Under the Companies Act, every Bermuda company having a share capital must file with the Registrar the information that the company is required to include in its bye-laws relating to the:

  1. transfer of shares and the registration of estate representatives of deceased shareholders;
  2. duties of the secretary to the company; and
  3. number of members required to constitute a quorum at any general meeting of the members of the company.

Every Bermuda company must also file with the Registrar any amendments to any such bye-laws within 30 days of the amendment.

7. BENEFICIAL OWNERSHIP REGISTER

All Bermuda companies, except those that are exempted from the relevant part of the Companies Act, must establish and maintain a beneficial ownership register at their registered offices (or at such other place in Bermuda convenient for inspection by the Registrar). In connection with this obligation, each such company is required to take reasonable steps to identify any individual who is a beneficial owner of the company and all relevant legal entities in relation to the company, as well as updating its beneficial ownership register no later than 14 days after the company is notified of any change of beneficial ownership.

7.1. Who must comply and who is exempted?

The following companies and any subsidiary of such companies are exempted:

  • A company (wherever incorporated) whose shares are listed on the Bermuda Stock Exchange or an overseas stock exchange designated by the Minister of Finance;
  • An overseas company;
  • A financial institution as defined in the Third Schedule to the BMA Act 1969;
  • Any other type of company or entity that is exempted by the Minister by order made by him.

7.2. What information is required?

The beneficial ownership register must include the minimum required information in respect of every registrable person. A registrable person means an individual beneficial owner or relevant legal entity.

7.3. Who is a beneficial owner and a relevant legal entity?

An individual is a beneficial owner of a company if he or she owns or controls more than 25% of the shares, voting rights or interests in the company through direct or indirect ownership or failing that, if he or she has control over the company by other means. Where neither applies, the individual who holds the position of senior manager of the company is considered to be the beneficial owner.

A relevant legal entity in relation to a company is any legal entity or legal arrangement that would be a beneficial owner of the company if it were an individual.

7.4. Offences and penalties

Significant criminal and civil penalties where a company and /or an individual is guilty of an offence apply for non-compliance with the beneficial ownership requirements of the Companies Act. Additionally, where the company's bye-laws allow, or on application to the Court, shares may also be subject to restrictions, including on transfers, voting rights and other interests.
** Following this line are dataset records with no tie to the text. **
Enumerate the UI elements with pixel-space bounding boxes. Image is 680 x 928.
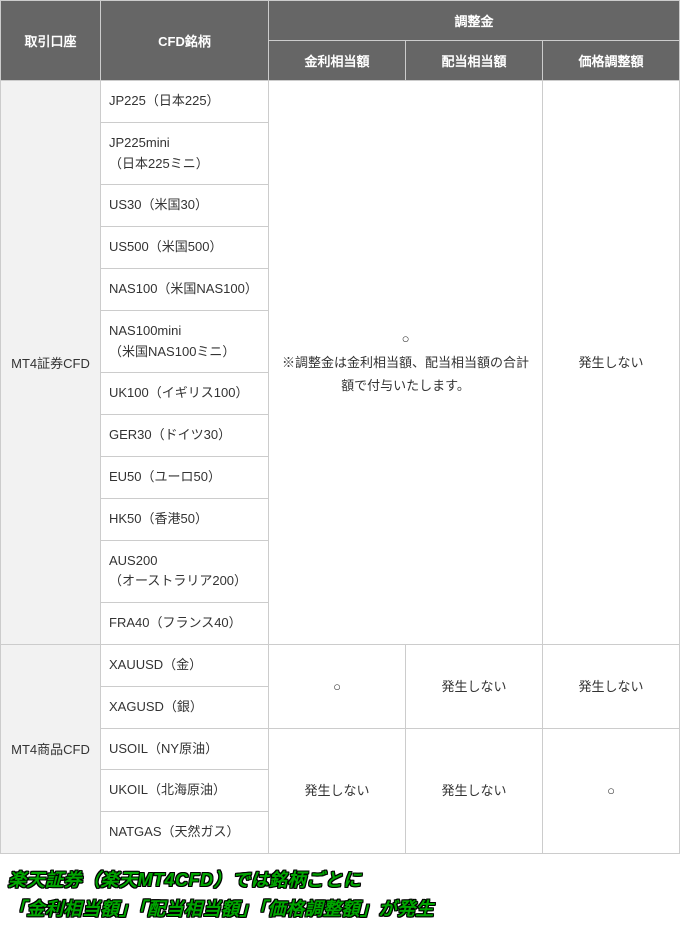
cfd-name-cell: HK50（香港50） xyxy=(101,498,269,540)
account-cell: MT4商品CFD xyxy=(1,644,101,853)
header-adjustment-group: 調整金 xyxy=(269,1,680,41)
cfd-name-cell: NATGAS（天然ガス） xyxy=(101,812,269,854)
cfd-name-cell: JP225mini（日本225ミニ） xyxy=(101,122,269,185)
cfd-name-cell: XAUUSD（金） xyxy=(101,644,269,686)
cfd-adjustment-table: 取引口座 CFD銘柄 調整金 金利相当額 配当相当額 価格調整額 MT4証券CF… xyxy=(0,0,680,854)
caption-line2: 「金利相当額」「配当相当額」「価格調整額」が発生 xyxy=(8,899,434,919)
header-price: 価格調整額 xyxy=(543,41,680,81)
cfd-name-cell: GER30（ドイツ30） xyxy=(101,415,269,457)
cfd-name-cell: US30（米国30） xyxy=(101,185,269,227)
caption: 楽天証券（楽天MT4CFD）では銘柄ごとに 「金利相当額」「配当相当額」「価格調… xyxy=(0,862,680,928)
cfd-name-cell: XAGUSD（銀） xyxy=(101,686,269,728)
cfd-name-cell: US500（米国500） xyxy=(101,227,269,269)
table-row: MT4商品CFDXAUUSD（金）○発生しない発生しない xyxy=(1,644,680,686)
merged-cell: ○ xyxy=(269,644,406,728)
cfd-name-cell: EU50（ユーロ50） xyxy=(101,456,269,498)
merged-cell: ○※調整金は金利相当額、配当相当額の合計額で付与いたします。 xyxy=(269,81,543,645)
header-account: 取引口座 xyxy=(1,1,101,81)
merged-cell: ○ xyxy=(543,728,680,853)
cfd-name-cell: USOIL（NY原油） xyxy=(101,728,269,770)
account-cell: MT4証券CFD xyxy=(1,81,101,645)
caption-line1: 楽天証券（楽天MT4CFD）では銘柄ごとに xyxy=(8,870,362,890)
cfd-name-cell: JP225（日本225） xyxy=(101,81,269,123)
header-name: CFD銘柄 xyxy=(101,1,269,81)
header-dividend: 配当相当額 xyxy=(406,41,543,81)
merged-cell: 発生しない xyxy=(543,81,680,645)
table-row: USOIL（NY原油）発生しない発生しない○ xyxy=(1,728,680,770)
merged-cell: 発生しない xyxy=(543,644,680,728)
header-interest: 金利相当額 xyxy=(269,41,406,81)
cfd-name-cell: UKOIL（北海原油） xyxy=(101,770,269,812)
cfd-name-cell: FRA40（フランス40） xyxy=(101,603,269,645)
cfd-name-cell: NAS100（米国NAS100） xyxy=(101,268,269,310)
merged-cell: 発生しない xyxy=(269,728,406,853)
cfd-name-cell: UK100（イギリス100） xyxy=(101,373,269,415)
cfd-name-cell: NAS100mini（米国NAS100ミニ） xyxy=(101,310,269,373)
merged-cell: 発生しない xyxy=(406,644,543,728)
merged-cell: 発生しない xyxy=(406,728,543,853)
cfd-name-cell: AUS200（オーストラリア200） xyxy=(101,540,269,603)
table-row: MT4証券CFDJP225（日本225）○※調整金は金利相当額、配当相当額の合計… xyxy=(1,81,680,123)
It is a defence for the company and/or officer to show that they took reasonable steps to identify beneficial owners for the purposes of the legislation.

8. SEAL

A company may, but is not required to, have a Common Seal and one or more duplicate seals for use in any place inside or outside Bermuda.

9. COMPANY MEETINGS

A company must hold an annual general meeting of its members in each calendar year unless this requirement is waived by resolution of the members. A member may appoint a proxy, who need not be a member (unless the company's bye-laws otherwise provide) to vote in his or her stead. Audited financial statements must (unless waived by all members and all directors) be laid before the company in general meeting. Where the company has waived annual general meetings, the company must still make the audited financial statements available to members within 12 months of the end of the company's financial year (unless waived by all directors and members). When annual general meetings have been waived, any member may, by notice given to the company before 30 September in any year, trigger the calling of an annual general meeting for that calendar year.

10. ANNUAL REQUIREMENTS

An annual declaration must be submitted to the Bermuda Government on or before January 31st of every year together with the prescribed fee.

The content of this article is intended to provide a general guide to the subject matter. Specialist advice should be sought about your specific circumstances.